Search code examples
securityoauth-2.0

Oauth2.0 Authentication Flow problems

I am struggeling with a design problem regarding the Oauth2 Authentication Flow. A little bit of background: We are developing a Client with React and a backend with java (spring boot). There will be ONLY an oauth2 based login with an oauth2 server like keycloak h osted in our AWS.

Now to the problem:

As we are using REST and therefore a stateless approach, th client seems to be in the position to make any Oauth2 requests to the keycloak. This leads to a security issue, at least in my head. As the client gets the code from the keycloak, and later the token of the keycloak (which can be used as sso in our whole company) the token will be very easy to grap . I would like to see the Oauth2 requests in the backend, as the backend will provide another JWT token just for the basic communication between client and server..

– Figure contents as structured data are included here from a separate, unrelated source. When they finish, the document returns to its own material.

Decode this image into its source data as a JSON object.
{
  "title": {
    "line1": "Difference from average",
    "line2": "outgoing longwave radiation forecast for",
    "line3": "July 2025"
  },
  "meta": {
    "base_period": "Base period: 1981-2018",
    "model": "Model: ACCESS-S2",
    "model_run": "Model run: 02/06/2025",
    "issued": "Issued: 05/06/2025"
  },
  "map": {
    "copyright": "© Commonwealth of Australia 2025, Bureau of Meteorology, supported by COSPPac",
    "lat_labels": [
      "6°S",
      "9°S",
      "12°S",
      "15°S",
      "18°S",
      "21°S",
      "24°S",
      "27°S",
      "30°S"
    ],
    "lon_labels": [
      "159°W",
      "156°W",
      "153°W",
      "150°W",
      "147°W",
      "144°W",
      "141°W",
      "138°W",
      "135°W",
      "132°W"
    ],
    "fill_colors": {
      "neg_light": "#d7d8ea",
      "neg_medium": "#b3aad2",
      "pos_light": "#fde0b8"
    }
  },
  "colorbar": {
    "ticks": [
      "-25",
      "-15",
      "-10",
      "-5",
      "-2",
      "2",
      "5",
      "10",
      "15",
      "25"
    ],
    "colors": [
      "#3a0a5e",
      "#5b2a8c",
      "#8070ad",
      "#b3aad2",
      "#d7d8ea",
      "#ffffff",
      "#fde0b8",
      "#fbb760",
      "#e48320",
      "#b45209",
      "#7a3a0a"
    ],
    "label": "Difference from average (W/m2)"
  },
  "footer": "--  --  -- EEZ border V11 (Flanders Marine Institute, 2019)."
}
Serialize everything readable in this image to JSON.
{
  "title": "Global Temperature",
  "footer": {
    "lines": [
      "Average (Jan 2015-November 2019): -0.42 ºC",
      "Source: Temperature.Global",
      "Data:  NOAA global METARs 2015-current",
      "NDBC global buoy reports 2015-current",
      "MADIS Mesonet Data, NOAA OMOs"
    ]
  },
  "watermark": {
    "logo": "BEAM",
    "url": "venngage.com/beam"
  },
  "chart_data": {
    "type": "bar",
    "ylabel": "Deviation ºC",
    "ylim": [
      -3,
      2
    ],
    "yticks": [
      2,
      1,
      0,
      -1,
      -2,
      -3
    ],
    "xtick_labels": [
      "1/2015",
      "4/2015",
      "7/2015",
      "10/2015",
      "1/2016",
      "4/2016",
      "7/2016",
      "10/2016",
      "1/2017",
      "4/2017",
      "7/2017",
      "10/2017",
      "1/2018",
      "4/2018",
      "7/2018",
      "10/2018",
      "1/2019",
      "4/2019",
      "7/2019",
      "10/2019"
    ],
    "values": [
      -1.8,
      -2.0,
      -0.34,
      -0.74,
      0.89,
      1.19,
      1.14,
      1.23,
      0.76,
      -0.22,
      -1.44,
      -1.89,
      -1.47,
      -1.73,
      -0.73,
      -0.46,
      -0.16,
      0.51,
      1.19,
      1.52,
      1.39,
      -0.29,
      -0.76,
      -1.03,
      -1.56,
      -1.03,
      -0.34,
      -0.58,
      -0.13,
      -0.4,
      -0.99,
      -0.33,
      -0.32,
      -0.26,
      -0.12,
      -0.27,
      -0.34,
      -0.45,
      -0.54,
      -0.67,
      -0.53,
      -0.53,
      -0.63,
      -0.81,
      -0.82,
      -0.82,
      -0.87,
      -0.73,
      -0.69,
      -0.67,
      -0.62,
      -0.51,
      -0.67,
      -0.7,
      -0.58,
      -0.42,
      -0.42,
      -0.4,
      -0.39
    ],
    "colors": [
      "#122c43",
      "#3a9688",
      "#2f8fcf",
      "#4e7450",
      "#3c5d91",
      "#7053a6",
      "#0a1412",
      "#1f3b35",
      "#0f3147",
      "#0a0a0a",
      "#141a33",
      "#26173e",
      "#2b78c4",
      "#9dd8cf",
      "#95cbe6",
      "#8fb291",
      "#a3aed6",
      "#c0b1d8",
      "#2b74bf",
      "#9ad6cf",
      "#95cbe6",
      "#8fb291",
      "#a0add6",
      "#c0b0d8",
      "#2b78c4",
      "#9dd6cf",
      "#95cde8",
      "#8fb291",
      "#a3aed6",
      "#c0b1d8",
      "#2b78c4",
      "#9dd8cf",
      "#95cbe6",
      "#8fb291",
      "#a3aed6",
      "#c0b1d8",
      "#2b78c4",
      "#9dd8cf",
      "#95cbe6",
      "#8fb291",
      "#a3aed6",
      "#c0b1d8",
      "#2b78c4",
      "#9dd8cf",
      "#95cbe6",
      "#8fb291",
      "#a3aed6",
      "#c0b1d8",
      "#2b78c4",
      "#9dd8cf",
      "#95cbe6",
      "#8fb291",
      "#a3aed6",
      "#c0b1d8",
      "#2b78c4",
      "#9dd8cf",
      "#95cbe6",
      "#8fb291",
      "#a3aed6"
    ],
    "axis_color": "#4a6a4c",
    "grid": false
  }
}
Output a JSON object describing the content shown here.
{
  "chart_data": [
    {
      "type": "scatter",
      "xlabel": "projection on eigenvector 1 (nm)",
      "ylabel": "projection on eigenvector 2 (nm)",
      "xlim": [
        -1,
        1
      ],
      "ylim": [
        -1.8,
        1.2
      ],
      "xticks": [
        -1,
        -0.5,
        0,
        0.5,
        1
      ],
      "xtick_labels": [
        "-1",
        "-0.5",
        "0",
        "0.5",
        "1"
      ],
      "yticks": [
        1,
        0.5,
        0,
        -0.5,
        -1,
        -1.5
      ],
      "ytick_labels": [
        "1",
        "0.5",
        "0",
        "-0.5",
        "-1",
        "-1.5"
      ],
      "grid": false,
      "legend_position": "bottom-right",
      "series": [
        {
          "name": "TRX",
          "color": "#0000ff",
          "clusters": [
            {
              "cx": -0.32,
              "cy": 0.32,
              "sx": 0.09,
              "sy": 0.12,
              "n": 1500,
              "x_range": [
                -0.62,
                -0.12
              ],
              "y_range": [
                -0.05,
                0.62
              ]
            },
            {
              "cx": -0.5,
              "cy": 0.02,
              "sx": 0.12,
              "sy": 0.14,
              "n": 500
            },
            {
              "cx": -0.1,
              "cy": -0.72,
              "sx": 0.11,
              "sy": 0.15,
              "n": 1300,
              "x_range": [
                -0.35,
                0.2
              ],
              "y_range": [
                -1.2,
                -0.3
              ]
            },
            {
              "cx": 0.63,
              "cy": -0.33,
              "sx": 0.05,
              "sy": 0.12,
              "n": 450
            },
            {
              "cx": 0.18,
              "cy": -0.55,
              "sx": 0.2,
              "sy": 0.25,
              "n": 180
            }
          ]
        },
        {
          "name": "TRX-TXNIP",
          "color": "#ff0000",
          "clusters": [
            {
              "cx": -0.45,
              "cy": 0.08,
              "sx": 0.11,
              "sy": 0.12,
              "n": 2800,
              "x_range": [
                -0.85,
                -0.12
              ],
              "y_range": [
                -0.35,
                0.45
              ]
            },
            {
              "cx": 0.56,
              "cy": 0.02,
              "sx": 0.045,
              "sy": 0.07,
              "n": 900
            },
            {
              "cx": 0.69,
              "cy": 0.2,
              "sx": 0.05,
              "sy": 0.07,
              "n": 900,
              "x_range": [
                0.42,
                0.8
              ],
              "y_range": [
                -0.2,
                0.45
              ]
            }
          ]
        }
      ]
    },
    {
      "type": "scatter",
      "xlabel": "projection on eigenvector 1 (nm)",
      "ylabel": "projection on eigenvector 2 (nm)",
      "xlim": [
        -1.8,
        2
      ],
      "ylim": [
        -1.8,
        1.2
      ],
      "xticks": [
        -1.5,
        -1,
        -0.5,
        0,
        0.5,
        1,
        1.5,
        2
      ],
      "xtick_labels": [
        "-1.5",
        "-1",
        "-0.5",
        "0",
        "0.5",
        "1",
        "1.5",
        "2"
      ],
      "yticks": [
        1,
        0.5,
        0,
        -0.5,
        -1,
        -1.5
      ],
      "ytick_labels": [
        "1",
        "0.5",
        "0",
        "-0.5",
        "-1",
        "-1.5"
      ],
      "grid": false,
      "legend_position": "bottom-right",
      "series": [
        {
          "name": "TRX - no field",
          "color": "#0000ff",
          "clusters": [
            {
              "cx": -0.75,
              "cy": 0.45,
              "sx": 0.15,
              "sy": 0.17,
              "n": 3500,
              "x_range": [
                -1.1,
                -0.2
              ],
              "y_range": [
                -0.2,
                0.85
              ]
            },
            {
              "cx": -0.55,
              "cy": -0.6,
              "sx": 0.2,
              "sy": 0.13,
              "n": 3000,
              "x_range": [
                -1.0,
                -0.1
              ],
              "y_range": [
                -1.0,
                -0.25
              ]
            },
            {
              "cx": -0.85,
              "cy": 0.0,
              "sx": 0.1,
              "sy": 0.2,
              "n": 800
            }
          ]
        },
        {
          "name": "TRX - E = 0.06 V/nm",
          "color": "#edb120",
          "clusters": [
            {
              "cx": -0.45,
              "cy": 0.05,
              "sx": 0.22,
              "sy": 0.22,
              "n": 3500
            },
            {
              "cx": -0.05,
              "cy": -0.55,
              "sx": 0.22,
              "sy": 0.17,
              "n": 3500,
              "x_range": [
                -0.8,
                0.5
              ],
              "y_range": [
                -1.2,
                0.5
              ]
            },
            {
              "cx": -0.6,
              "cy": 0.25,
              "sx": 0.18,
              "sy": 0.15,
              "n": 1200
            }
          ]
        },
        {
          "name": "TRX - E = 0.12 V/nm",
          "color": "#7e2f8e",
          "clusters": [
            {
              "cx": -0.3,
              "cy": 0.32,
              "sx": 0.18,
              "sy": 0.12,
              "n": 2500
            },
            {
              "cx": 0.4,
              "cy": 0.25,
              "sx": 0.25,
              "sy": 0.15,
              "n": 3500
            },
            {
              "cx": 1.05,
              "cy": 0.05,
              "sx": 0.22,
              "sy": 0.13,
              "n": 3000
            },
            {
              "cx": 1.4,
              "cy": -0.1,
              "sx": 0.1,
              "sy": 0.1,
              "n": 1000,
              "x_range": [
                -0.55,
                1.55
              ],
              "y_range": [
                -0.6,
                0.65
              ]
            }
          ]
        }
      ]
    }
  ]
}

So the question is, are there any more secure ways to deal with oauth2? The backend is not able to trigger anything in the frontend (stateless and async).

Solution

  • The answer is "Yes, there is more secure ways to deal with oauth2" <:oD

    To be more constructive, a quite popular pattern lately is called Backend For Frontend and does just what you are looking for. I even wrote a tutorial for it on Baeldung with sample implementations for Angular, React (Next.js) and Vue.

    Here is how it works:

    • setup a middleware on your server (the BFF)
    • configure the BFF as an OAuth2 client
    • the BFF keeps sessions for front-ends: requests between browser and BFF are authorized with secured (exchanged over https only), http-only (not readable by Javascript code) and ideally same-site session cookies. It should also be protected against CSRF attacks (CSRF token accessible to Javascript code with a value to return as X-XSRF-TOKEN header to POST / PUT / DELETE requests).
    • the BFF handles login, logout and tokens storage (usually in session)
    • the BFF replaces on the fly the session cookie with a Bearer access token before forwarding a request from a front-end to a resource server.

    This solves two security issues:

    • the OAuth2 client running on a server you trust, can use a secret and be "confidential": neither mobile apps nor Javascript based applications in a browser can keep a secret and must be configured as "public" clients, which means that anyone tricking a user to get an authorization-code can easily turn it into tokens (access, ID and refresh)
    • tokens are kept on the server (by the BFF) and never exposed to Javascript code or even to the browser (as a contrast, the session cookie used to authorize requests will be exposed to the browser but hidden from Javascript).

    As you are using React and Spring, I see two natural choices:

    • use Next.js OAuth where the OAuth2 client is the node part of the app (on the server)
    • use spring-cloud-gateway with spring-boot-starter-oauth2-client and TokenRelay= filter

    I have a personal inclination for the second option, which I believe to be more scalable and more polyvalent (sessions can be shared across instances using spring-session, it works with React apps without a node part on the server and also with Angular or Vue apps, etc.).

    No need for Javascript lib to drive authorization_code flow, store or renew tokens (this is done by the BFF), and nothing to do to authorize requests as the session cookie is automatically attached to the request by the browser.